Hint: First of all, we have to understand the concept of Pythagoras theorem. We should be aware of the concept of finding the perpendicular distance from (0,0) to the line \[ax+by+c=0\]. We can find the perpendicular distance from (0,0) to the line \[ax+by+c=0\] by using the formula $\dfrac{|c|}{\sqrt{{{a}^{2}}+{{b}^{2}}}}$. We know that the area of the triangle is equal to half of the product of base and height. By using these concepts, we can find the area of \[\Delta OPQ\].

Complete step-by-step solution:
Before solving the question, we should know the concept of the Pythagoras theorem. We should be aware of the concept of finding the perpendicular distance from (0,0) to the line \[ax+by+c=0\]. Let us assume C as the midpoint of PQ and find the distance using the formula: $\dfrac{|c|}{\sqrt{{{a}^{2}}+{{b}^{2}}}}$.Then derive the value of PQ using the Pythagoras theorem. As we know the area of \[\Delta OPQ=\dfrac{1}{2}\left( OC \right)\left( PQ \right)\]. Then calculate the area of the △OPQ using the PQ and OC values.

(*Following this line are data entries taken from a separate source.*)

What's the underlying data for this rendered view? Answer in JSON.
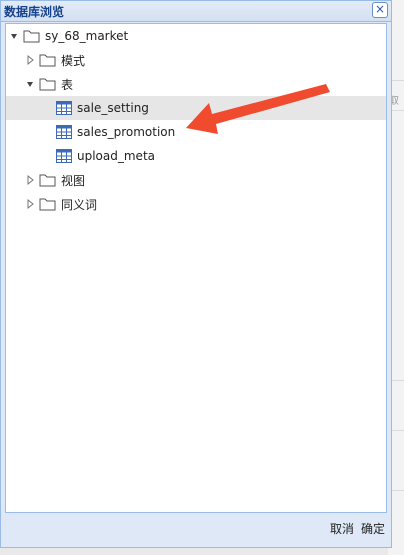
{
  "dialog": {
    "title": "数据库浏览",
    "close_symbol": "×"
  },
  "tree": {
    "root": {
      "label": "sy_68_market",
      "expanded": true
    },
    "nodes": [
      {
        "label": "模式",
        "expanded": false
      },
      {
        "label": "表",
        "expanded": true,
        "children": [
          {
            "label": "sale_setting",
            "selected": true
          },
          {
            "label": "sales_promotion",
            "selected": false
          },
          {
            "label": "upload_meta",
            "selected": false
          }
        ]
      },
      {
        "label": "视图",
        "expanded": false
      },
      {
        "label": "同义词",
        "expanded": false
      }
    ]
  },
  "footer": {
    "cancel_label": "取消",
    "confirm_label": "确定"
  },
  "background": {
    "fragment_text": "取"
  },
  "colors": {
    "accent_border": "#99bbe8",
    "title_text": "#15428b",
    "annotation_arrow": "#f04b2f",
    "selected_row": "#e6e6e6"
  },
  "icons": {
    "expanded": "triangle-down-icon",
    "collapsed": "triangle-right-icon",
    "folder": "folder-icon",
    "table": "table-grid-icon"
  }
}
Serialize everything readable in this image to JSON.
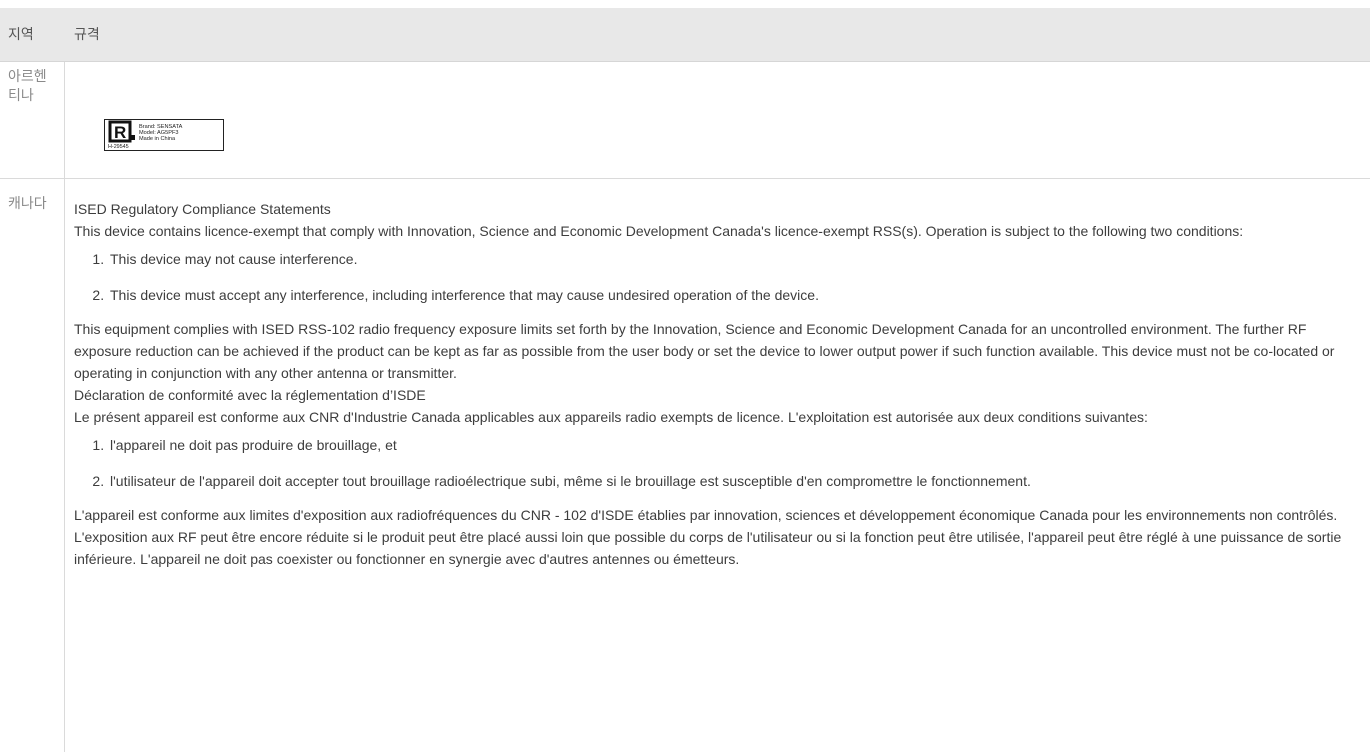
{
  "header": {
    "region_label": "지역",
    "spec_label": "규격"
  },
  "argentina": {
    "region": "아르헨티나",
    "label": {
      "mark": "R",
      "brand": "Brand: SENSATA",
      "model": "Model: AG5PF3",
      "made_in": "Made in China",
      "code": "H-29545"
    }
  },
  "canada": {
    "region": "캐나다",
    "ised_title": "ISED Regulatory Compliance Statements",
    "ised_intro": "This device contains licence-exempt that comply with Innovation, Science and Economic Development Canada's licence-exempt RSS(s). Operation is subject to the following two conditions:",
    "ised_conditions": [
      "This device may not cause interference.",
      "This device must accept any interference, including interference that may cause undesired operation of the device."
    ],
    "ised_exposure": "This equipment complies with ISED RSS-102 radio frequency exposure limits set forth by the Innovation, Science and Economic Development Canada for an uncontrolled environment. The further RF exposure reduction can be achieved if the product can be kept as far as possible from the user body or set the device to lower output power if such function available. This device must not be co-located or operating in conjunction with any other antenna or transmitter.",
    "fr_title": "Déclaration de conformité avec la réglementation d’ISDE",
    "fr_intro": "Le présent appareil est conforme aux CNR d'Industrie Canada applicables aux appareils radio exempts de licence. L'exploitation est autorisée aux deux conditions suivantes:",
    "fr_conditions": [
      "l'appareil ne doit pas produire de brouillage, et",
      "l'utilisateur de l'appareil doit accepter tout brouillage radioélectrique subi, même si le brouillage est susceptible d'en compromettre le fonctionnement."
    ],
    "fr_exposure": "L'appareil est conforme aux limites d'exposition aux radiofréquences du CNR - 102 d'ISDE établies par innovation, sciences et développement économique Canada pour les environnements non contrôlés. L'exposition aux RF peut être encore réduite si le produit peut être placé aussi loin que possible du corps de l'utilisateur ou si la fonction peut être utilisée, l'appareil peut être réglé à une puissance de sortie inférieure. L'appareil ne doit pas coexister ou fonctionner en synergie avec d'autres antennes ou émetteurs."
  }
}
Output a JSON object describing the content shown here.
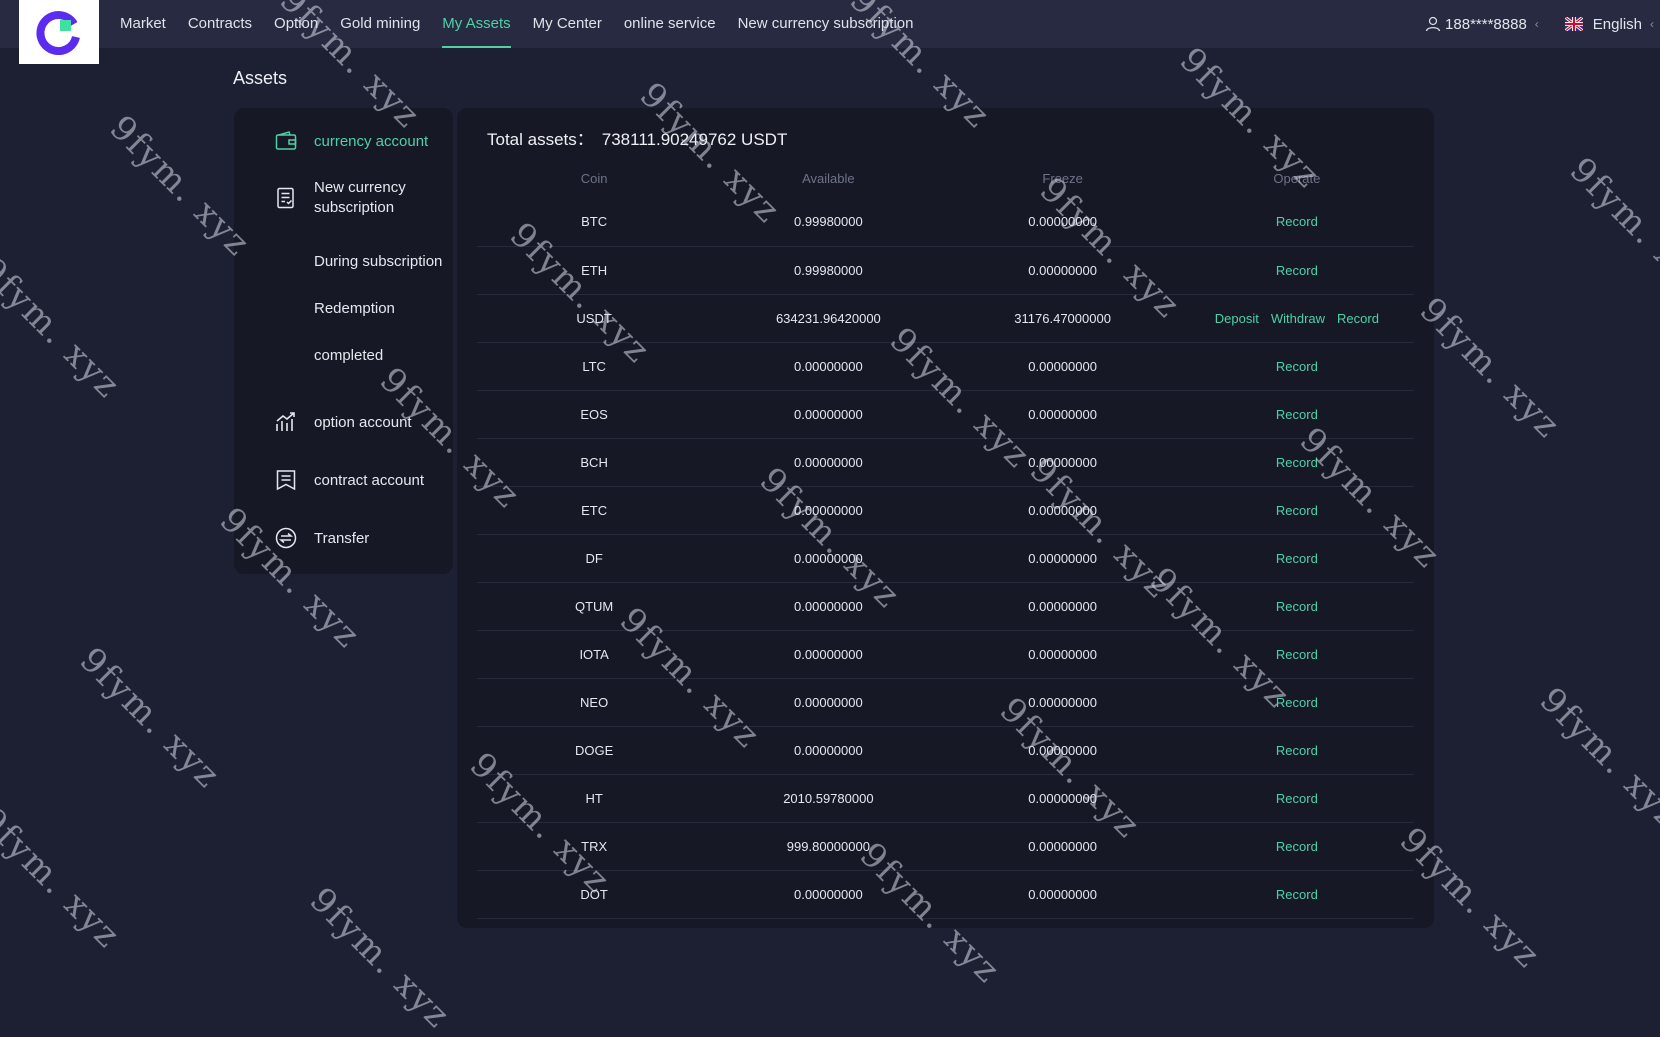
{
  "nav": {
    "items": [
      {
        "label": "Market"
      },
      {
        "label": "Contracts"
      },
      {
        "label": "Option"
      },
      {
        "label": "Gold mining"
      },
      {
        "label": "My Assets",
        "active": true
      },
      {
        "label": "My Center"
      },
      {
        "label": "online service"
      },
      {
        "label": "New currency subscription"
      }
    ],
    "user": "188****8888",
    "language": "English",
    "accent_color": "#4fd1a5"
  },
  "page": {
    "title": "Assets"
  },
  "sidebar": {
    "currency_account": "currency account",
    "new_currency_subscription": "New currency subscription",
    "during_subscription": "During subscription",
    "redemption": "Redemption",
    "completed": "completed",
    "option_account": "option account",
    "contract_account": "contract account",
    "transfer": "Transfer"
  },
  "assets": {
    "total_label": "Total assets：",
    "total_value": "738111.90249762 USDT",
    "columns": [
      "Coin",
      "Available",
      "Freeze",
      "Operate"
    ],
    "rows": [
      {
        "coin": "BTC",
        "available": "0.99980000",
        "freeze": "0.00000000",
        "ops": [
          "Record"
        ]
      },
      {
        "coin": "ETH",
        "available": "0.99980000",
        "freeze": "0.00000000",
        "ops": [
          "Record"
        ]
      },
      {
        "coin": "USDT",
        "available": "634231.96420000",
        "freeze": "31176.47000000",
        "ops": [
          "Deposit",
          "Withdraw",
          "Record"
        ]
      },
      {
        "coin": "LTC",
        "available": "0.00000000",
        "freeze": "0.00000000",
        "ops": [
          "Record"
        ]
      },
      {
        "coin": "EOS",
        "available": "0.00000000",
        "freeze": "0.00000000",
        "ops": [
          "Record"
        ]
      },
      {
        "coin": "BCH",
        "available": "0.00000000",
        "freeze": "0.00000000",
        "ops": [
          "Record"
        ]
      },
      {
        "coin": "ETC",
        "available": "0.00000000",
        "freeze": "0.00000000",
        "ops": [
          "Record"
        ]
      },
      {
        "coin": "DF",
        "available": "0.00000000",
        "freeze": "0.00000000",
        "ops": [
          "Record"
        ]
      },
      {
        "coin": "QTUM",
        "available": "0.00000000",
        "freeze": "0.00000000",
        "ops": [
          "Record"
        ]
      },
      {
        "coin": "IOTA",
        "available": "0.00000000",
        "freeze": "0.00000000",
        "ops": [
          "Record"
        ]
      },
      {
        "coin": "NEO",
        "available": "0.00000000",
        "freeze": "0.00000000",
        "ops": [
          "Record"
        ]
      },
      {
        "coin": "DOGE",
        "available": "0.00000000",
        "freeze": "0.00000000",
        "ops": [
          "Record"
        ]
      },
      {
        "coin": "HT",
        "available": "2010.59780000",
        "freeze": "0.00000000",
        "ops": [
          "Record"
        ]
      },
      {
        "coin": "TRX",
        "available": "999.80000000",
        "freeze": "0.00000000",
        "ops": [
          "Record"
        ]
      },
      {
        "coin": "DOT",
        "available": "0.00000000",
        "freeze": "0.00000000",
        "ops": [
          "Record"
        ]
      }
    ]
  },
  "watermark": {
    "text": "9fym. xyz"
  }
}
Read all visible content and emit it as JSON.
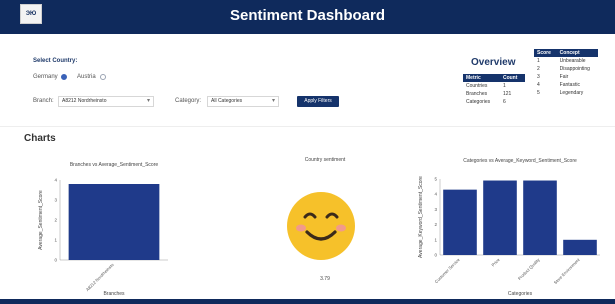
{
  "header": {
    "title": "Sentiment Dashboard",
    "logo_text": "ЭЮ"
  },
  "filters": {
    "select_country_label": "Select Country:",
    "country_options": [
      {
        "label": "Germany",
        "selected": true
      },
      {
        "label": "Austria",
        "selected": false
      }
    ],
    "branch_label": "Branch:",
    "branch_value": "A8212 Nordrheinsto",
    "category_label": "Category:",
    "category_value": "All Categories",
    "apply_label": "Apply Filters"
  },
  "overview": {
    "title": "Overview",
    "columns": [
      "Metric",
      "Count"
    ],
    "rows": [
      [
        "Countries",
        "1"
      ],
      [
        "Branches",
        "121"
      ],
      [
        "Categories",
        "6"
      ]
    ]
  },
  "score_table": {
    "columns": [
      "Score",
      "Concept"
    ],
    "rows": [
      [
        "1",
        "Unbearable"
      ],
      [
        "2",
        "Disappointing"
      ],
      [
        "3",
        "Fair"
      ],
      [
        "4",
        "Fantastic"
      ],
      [
        "5",
        "Legendary"
      ]
    ]
  },
  "charts_label": "Charts",
  "chart_data": [
    {
      "type": "bar",
      "title": "Branches vs Average_Sentiment_Score",
      "xlabel": "Branches",
      "ylabel": "Average_Sentiment_Score",
      "categories": [
        "A8212 Nordrheinsto"
      ],
      "values": [
        3.8
      ],
      "ylim": [
        0,
        4
      ],
      "yticks": [
        "0",
        "1",
        "2",
        "3",
        "4"
      ],
      "color": "#1f3a8a"
    },
    {
      "type": "bar",
      "title": "Categories vs Average_Keyword_Sentiment_Score",
      "xlabel": "Categories",
      "ylabel": "Average_Keyword_Sentiment_Score",
      "categories": [
        "Customer Service",
        "Price",
        "Product Quality",
        "Store Environment"
      ],
      "values": [
        4.3,
        4.9,
        4.9,
        1.0
      ],
      "ylim": [
        0,
        5
      ],
      "yticks": [
        "0",
        "1",
        "2",
        "3",
        "4",
        "5"
      ],
      "color": "#1f3a8a"
    }
  ],
  "country_sentiment": {
    "title": "Country sentiment",
    "value": "3.79"
  }
}
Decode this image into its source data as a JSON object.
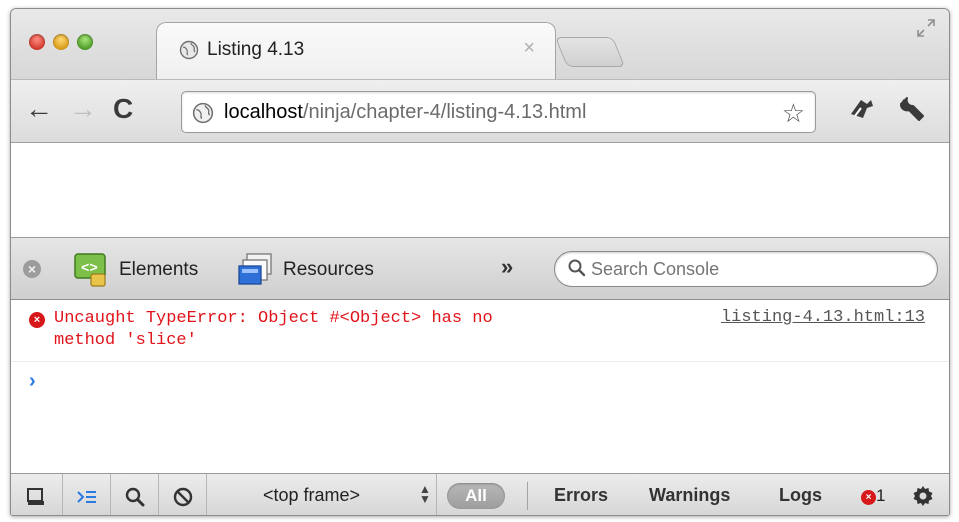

From the question we have,
OP=OQ=9,
This implies that △OPQ is an isosceles triangle.
The length of OC is equal to length of the perpendicular from (0,0) to the line 3x+4y+15=0
 $\begin{align}
  & \Rightarrow OC=\dfrac{15}{\sqrt{{{3}^{2}}+{{4}^{2}}}} \\
 & \Rightarrow OC=\dfrac{15}{\sqrt{9+16}} \\
 & \Rightarrow OC=\dfrac{15}{\sqrt{25}} \\
 & \Rightarrow OC=\dfrac{15}{5} \\
 & \Rightarrow OC=3 \\
\end{align}$

In the right-angled triangle △OCP, by Pythagoras theorem
 \[\begin{align}
  & \Rightarrow O{{P}^{2}}=P{{C}^{2}}+O{{C}^{2}} \\
 & \Rightarrow {{9}^{2}}={{3}^{2}}+P{{C}^{2}} \\
 & \Rightarrow 81=9+P{{C}^{2}} \\
 & \Rightarrow P{{C}^{2}}=72 \\
 & \Rightarrow PC=6\sqrt{2} \\
\end{align}\]
As C is the midpoint of PQ.
\[\begin{align}
  & \Rightarrow PQ=2\left( 6\sqrt{2} \right) \\
 & \Rightarrow PQ=12\sqrt{2} \\
\end{align}\]
We know that area of triangle \[\Delta OPQ=\dfrac{1}{2}\left( OC \right)\left( PQ \right)=\dfrac{1}{2}\left( 3 \right)\left( 12\sqrt{2} \right)=18\sqrt{2}\]
Hence, option (D) is correct.

Note: Students should able to illustrate the diagram in a proper manner. If the diagram drawn is incorrect, then we cannot get the correct answer. So, a diagram is necessary for such questions. Students should have a clear view of the calculation. If a small mistake is done, then the solution goes on wrong. So, the calculation should be done in a careful manner.